When I was in high school, we spent an entire semester of freshman year studying the Old Testament, mainly the Torah, or first five books of the Bible. This was at a Catholic high school. I cannot say we studied the rest of the Bible as intensely, but reference was made quite often to the New Testament and other books. This study was a definite plus when we went to literature class. The allusions made sense. The connections could be made.
The Bible can also be discussed philosophically. Like the best works of philosophy, the Bible attempts to explain why we are here. Students can feel free to reject biblical ideas as one might reject existentialism as long as one understands what it is he is rejecting and its importance to western culture.

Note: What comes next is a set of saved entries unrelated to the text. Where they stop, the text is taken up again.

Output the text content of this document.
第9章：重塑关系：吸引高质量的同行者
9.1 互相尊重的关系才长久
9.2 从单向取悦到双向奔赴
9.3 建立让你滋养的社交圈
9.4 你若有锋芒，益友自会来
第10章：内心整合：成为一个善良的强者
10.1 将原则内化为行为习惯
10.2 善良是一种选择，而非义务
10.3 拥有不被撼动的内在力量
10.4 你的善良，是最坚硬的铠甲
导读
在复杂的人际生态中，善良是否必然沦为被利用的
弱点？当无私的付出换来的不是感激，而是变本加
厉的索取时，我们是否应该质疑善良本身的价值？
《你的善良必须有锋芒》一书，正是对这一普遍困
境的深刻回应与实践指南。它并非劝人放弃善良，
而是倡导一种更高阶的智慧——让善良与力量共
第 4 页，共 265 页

So somewhere out there, I expect that some of my students are slugging away at Genesis and Revelation, as they are also reading Crime and Punishment and 1984. Like the novels and stories we will read this year, the Bible offers some exciting episodes. In my life as a reader, good literature is good literature. The Bible, like most ancient works of literature, began as stories around a camp fire, performed by the first actors to an enthralled audience who may have described themselves as Jews, Christians, Muslims, or atheists, but in that moment, they were simply human beings listening for the truth in a good story.